Si ujjay (le souffle victorieux) permet d’allonger considérablement l’expiration, il est un autre souffle nommé kapalabhati (la lumière dans le crâne) qui pousse encore plus loin cette logique de donner la prépondérance à l’expiration. En effet, ce souffle atypique consiste à ne jamais inspirer, en exécutant  une succession d’expirations brèves accompagnées d’un petit mouvement de ventre sur un rythme assez rapide. Aussi étonnant que cela puisse paraître, il est possible de rester plusieurs minutes, voire plusieurs dizaines de minutes en respirant de la sorte sans jamais prendre d’inspiration volontaire, lorsque l’on a acquis la maîtrise de ce souffle.
Mais il n’entre pas dans l’objet de ce texte de présenter un descriptif détaillé de ces techniques qui doivent par ailleurs nécessairement être guidées par une personne qualifiée.

Entrer dans la fluidité du souffle

A la lumière de ce qui précède nous serions tentés de souhaiter à cette planète une profonde et longue expiration, un lâcher prise en pleine conscience, pour sortir de la logique du toujours plus, cette fuite en avant guidée par le déni de la mort qui caractérise notre époque productiviste et consumériste. La tendance à amasser des biens matériels (souvent au détriment d'autrui) vient de la peur de manquer. Il est dit dans différentes traditions que toutes les peurs viennent la peur de mourir. La pratique de souffles comme kapalabhati, nivritti (littéralement « non souffle »), ou bahirkumbhaka (rétention de souffle à poumons vides) permet de réaliser que l'on peut subsister avec très peu d'air. Cette prise de conscience diminue voire supprime la peur de manquer et progressivement réduit la peur de mourir. Plus généralement, intégrer le souffle dans sa pratique et dans sa vie, permet de réaliser concrètement qu'il est notre bien le plus précieux. Du premier souffle au dernier souffle, la respiration est le fil conducteur de notre vie qui est mouvement, échange, fluidité... Il faut accepter de mourir pour renaître, il faut accepter d’offrir pour recevoir, il faut accepter de décroître pour croître à nouveau. Il n’est pas besoin d’une grande sagesse pour comprendre cela, c’est une simple question de bon sens. Prôner la croissance illimitée, c’est un peu comme refuser d’aller aux toilettes après un repas copieux ! Décroître à un niveau peut permettre de croître à un autre niveau.
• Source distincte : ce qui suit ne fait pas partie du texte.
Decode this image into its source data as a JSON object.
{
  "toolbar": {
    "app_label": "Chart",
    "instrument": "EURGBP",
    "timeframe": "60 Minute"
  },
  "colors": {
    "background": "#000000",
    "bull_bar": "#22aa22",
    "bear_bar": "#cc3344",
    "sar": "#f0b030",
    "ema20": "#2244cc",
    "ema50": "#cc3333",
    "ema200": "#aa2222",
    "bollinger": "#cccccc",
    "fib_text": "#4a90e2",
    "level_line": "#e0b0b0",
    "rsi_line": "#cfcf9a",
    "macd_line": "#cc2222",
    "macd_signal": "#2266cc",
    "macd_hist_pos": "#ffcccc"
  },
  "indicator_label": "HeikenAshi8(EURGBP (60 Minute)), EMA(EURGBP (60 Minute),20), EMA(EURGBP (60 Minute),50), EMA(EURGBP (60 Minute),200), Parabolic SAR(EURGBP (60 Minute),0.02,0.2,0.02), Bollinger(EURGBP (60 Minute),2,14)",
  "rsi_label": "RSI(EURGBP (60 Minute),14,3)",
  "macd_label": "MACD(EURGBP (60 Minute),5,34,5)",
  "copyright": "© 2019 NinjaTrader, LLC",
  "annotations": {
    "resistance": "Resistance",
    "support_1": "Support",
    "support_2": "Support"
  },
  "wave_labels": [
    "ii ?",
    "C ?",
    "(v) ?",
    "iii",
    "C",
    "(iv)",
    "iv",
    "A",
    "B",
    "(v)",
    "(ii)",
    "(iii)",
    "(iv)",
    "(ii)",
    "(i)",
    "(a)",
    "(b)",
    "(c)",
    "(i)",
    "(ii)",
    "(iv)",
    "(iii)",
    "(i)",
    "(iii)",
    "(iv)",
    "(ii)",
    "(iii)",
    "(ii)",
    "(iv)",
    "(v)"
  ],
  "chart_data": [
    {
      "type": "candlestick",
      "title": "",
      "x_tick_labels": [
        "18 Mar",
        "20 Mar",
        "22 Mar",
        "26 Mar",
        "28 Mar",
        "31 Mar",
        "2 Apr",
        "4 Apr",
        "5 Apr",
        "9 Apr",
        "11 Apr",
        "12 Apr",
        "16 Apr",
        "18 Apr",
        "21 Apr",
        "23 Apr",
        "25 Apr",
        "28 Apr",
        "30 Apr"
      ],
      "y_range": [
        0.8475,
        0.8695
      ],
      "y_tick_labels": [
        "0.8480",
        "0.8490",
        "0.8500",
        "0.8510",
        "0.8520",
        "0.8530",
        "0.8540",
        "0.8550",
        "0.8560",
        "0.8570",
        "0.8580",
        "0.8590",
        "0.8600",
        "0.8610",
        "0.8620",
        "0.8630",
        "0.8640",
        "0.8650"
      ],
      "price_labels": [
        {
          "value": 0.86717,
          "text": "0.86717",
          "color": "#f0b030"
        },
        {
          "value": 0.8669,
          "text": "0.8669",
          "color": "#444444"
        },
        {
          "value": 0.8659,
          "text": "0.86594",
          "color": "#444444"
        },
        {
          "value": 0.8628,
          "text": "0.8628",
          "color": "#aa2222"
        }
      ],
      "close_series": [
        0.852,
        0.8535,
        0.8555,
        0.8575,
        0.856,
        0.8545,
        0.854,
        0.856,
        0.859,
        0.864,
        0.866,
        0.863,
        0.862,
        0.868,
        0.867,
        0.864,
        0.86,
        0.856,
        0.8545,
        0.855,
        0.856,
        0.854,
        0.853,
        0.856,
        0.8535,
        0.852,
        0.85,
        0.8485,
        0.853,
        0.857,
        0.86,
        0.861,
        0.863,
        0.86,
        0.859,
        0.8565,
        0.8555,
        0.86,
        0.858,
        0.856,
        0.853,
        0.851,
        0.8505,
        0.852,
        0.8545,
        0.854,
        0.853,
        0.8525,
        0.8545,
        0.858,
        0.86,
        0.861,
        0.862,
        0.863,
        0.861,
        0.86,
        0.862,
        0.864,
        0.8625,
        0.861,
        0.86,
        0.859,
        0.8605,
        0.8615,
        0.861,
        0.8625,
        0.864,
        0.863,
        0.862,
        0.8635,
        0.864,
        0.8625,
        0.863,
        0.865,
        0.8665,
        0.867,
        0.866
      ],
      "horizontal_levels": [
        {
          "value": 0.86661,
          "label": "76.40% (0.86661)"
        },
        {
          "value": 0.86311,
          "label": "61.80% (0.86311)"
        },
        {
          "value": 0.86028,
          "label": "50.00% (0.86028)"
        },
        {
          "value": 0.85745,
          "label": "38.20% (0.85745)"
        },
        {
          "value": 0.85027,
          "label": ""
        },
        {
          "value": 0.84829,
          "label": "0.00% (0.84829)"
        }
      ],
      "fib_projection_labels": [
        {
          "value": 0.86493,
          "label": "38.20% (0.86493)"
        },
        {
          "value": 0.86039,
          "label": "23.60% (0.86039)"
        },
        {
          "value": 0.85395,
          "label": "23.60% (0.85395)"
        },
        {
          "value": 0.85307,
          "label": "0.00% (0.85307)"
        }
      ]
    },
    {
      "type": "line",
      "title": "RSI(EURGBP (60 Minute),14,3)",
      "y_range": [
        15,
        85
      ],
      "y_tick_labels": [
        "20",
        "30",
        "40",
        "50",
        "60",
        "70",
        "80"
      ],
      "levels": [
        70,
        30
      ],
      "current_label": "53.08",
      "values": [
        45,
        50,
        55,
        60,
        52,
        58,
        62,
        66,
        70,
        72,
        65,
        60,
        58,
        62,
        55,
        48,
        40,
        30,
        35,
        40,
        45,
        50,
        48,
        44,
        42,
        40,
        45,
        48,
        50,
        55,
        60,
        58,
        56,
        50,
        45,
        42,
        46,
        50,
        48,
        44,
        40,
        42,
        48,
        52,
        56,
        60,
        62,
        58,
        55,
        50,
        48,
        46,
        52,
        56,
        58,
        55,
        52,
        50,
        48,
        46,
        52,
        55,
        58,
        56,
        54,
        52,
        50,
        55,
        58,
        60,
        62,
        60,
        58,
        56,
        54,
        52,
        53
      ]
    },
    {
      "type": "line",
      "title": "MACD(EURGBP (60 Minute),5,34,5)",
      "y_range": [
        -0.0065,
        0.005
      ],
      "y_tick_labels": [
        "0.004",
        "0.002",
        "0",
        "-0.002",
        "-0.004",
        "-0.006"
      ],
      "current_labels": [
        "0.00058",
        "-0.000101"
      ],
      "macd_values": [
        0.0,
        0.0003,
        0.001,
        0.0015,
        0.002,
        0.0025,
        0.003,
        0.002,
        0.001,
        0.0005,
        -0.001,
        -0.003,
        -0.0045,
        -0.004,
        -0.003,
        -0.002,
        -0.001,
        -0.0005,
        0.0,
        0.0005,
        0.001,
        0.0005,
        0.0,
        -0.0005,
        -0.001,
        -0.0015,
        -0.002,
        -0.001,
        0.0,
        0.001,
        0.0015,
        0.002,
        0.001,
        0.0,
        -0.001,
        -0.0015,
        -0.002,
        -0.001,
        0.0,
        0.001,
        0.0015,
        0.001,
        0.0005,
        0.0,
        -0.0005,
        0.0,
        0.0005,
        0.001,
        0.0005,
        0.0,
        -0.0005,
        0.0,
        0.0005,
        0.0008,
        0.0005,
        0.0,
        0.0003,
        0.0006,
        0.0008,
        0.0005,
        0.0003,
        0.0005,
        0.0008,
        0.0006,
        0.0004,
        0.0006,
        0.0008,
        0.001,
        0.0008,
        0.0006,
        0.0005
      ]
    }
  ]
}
La décroissance de l’ignorance amène la croissance de la conscience, la décroissance de l’avidité et de la cupidité génère la croissance de la responsabilité et de l’équité, et vice-versa.  La vie est mouvement ! La prise de conscience du souffle ne peut entraîner que davantage de conscience des flux dynamiques qui régissent notre vie et celle de notre biosphère. La pratique du pranayama nous apprend à savourer le souffle. Aimer respirer c’est aimer vivre, respirer pleinement et consciemment nous amène vers le contentement (shantosha) et la non-saisie (aparigraha). La pratique du souffle telle qu’elle est enseignée dans  le yoga depuis des millénaires peut sans doute apporter un peu de saveur à “la sobriété heureuse“ dont parlent les adeptes de la décroissance.